Table 2 presents the RR and PC measurements. Best measurements are in bold. The last row shows the averages values. We observe that ERHC achieved the highest RR. This means that the SVM that uses the condensing set built by ERHC requites the least time for its training. AIB2 is the fastest DRT. It builds its condensing set by computing the fewest distances. On the other hand, RSP3 needs the highest computational cost in order to build its condensing set. In addition RSP3 seems to build the largest condensing sets. As expected, ERHC achieves higher RR than RHC and AIB2 is better in terms of RR and PC than IB2.

Table 2. Comparison of DRT algorithms in terms of Reduction Rate (RR(%)) and Preprocessing Cost (PC (millions of distance computations))

Tables 3 and 4 show the accuracy measurements achieved by the SVM and k-NN classifiers (Table 4 is the continuation of Table 3). Both tables contain seven rows for each dataset. Each row represents the different versions of the same dataset. The first one concerns the original data (i.e., without data reduction). The other six rows concern the condensing set constructed by the DRTs. Each column of the table concerns a classifier. In particular, the third column concerns the SVM classifiers while the other columns concern the k-NN classifiers. The best accuracy measurements of the different classifiers are in bold. The best accuracy among the different condensing sets is emphasized with italic style.

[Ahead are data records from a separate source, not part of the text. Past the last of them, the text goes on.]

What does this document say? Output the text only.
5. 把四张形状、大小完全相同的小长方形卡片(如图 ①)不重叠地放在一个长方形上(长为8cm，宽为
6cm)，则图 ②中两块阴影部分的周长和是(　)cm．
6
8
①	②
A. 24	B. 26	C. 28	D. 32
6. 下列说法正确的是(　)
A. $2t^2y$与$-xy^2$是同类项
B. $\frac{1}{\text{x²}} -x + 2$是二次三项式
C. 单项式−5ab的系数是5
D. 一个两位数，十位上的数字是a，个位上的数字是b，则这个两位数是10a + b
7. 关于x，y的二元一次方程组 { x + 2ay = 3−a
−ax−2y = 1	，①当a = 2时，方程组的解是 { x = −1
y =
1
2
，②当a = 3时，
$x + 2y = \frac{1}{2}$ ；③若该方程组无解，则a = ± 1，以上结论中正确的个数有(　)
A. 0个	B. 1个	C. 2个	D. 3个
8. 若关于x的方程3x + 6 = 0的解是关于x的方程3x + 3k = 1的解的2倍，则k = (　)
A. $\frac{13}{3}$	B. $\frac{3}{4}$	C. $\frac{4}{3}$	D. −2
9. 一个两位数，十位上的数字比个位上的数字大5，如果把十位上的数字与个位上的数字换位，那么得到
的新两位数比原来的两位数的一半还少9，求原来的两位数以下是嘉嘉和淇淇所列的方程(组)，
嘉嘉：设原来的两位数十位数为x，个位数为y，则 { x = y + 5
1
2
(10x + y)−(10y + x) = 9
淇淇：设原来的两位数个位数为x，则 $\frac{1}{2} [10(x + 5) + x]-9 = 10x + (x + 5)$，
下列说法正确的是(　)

Table 3. Comparison of DRT algorithms in terms of accuracy (%) - Datasets LIR through MN2
Table 4. Comparisson of DRT algorithms in terms of Accuracy (%) - Datasets TN through CAR

The results depicted by both tables are quite interesting. Almost in all cases, SVM classifiers are more accurate than the k-NN classifier. In addition, all DRTs seem to not affect accuracy achieved by SVMs. In most cases, a SVM trained by any condensing set is as accurate as the SVM trained by the initial training set. In eight datasets, the SVMs trained by the condensing set of RSP3 are the most accurate classifier. However, RSP3 has the highest PC and the lowest RR measurements. In the cases of the rest five datasets, the most accurate classifier is the SVM built by the condensing set of CNN-rule. The accuracy achieved by IB2 is close enough to that of CNN-rule, but IB2 is faster and achieved higher RR. A final comment is that the PG and PS-condensing algorithms can effectively be used for speeding-up the training process of SVMs without sacrifying accuracy. Furthermore, we observe that, in the case of SVMs, the editing mechanism of ERHC is not as effective as it is when the k-NN classifier is used. In addition, although AIB2 achieves higher accuracy than IB2 in the case of k-NN classification, it is not true in the case of SVMs. Consequently, for SVMs, ERHC and AIB2 are not efficient extensions of RHC and IB2 respectively.

5 Conclusions

This paper demonstrated that the DRTs proposed for the k-NN classifier can also be applied for speeding-up SVMs. More specifically, the experimental measurements of our study showed that the usage of a DRT can reduce the time needed for the training process of SVMs without negatively affecting accuracy. Although the particular DRTs have been proposed for speeding up the k-NN classifier, our study illustrated that the benefits are larger when SVMs are used. The experimental results showed that in contrast to the k-NN classifier that can be affected by data reduction, the accuracy of SVMs is not affected.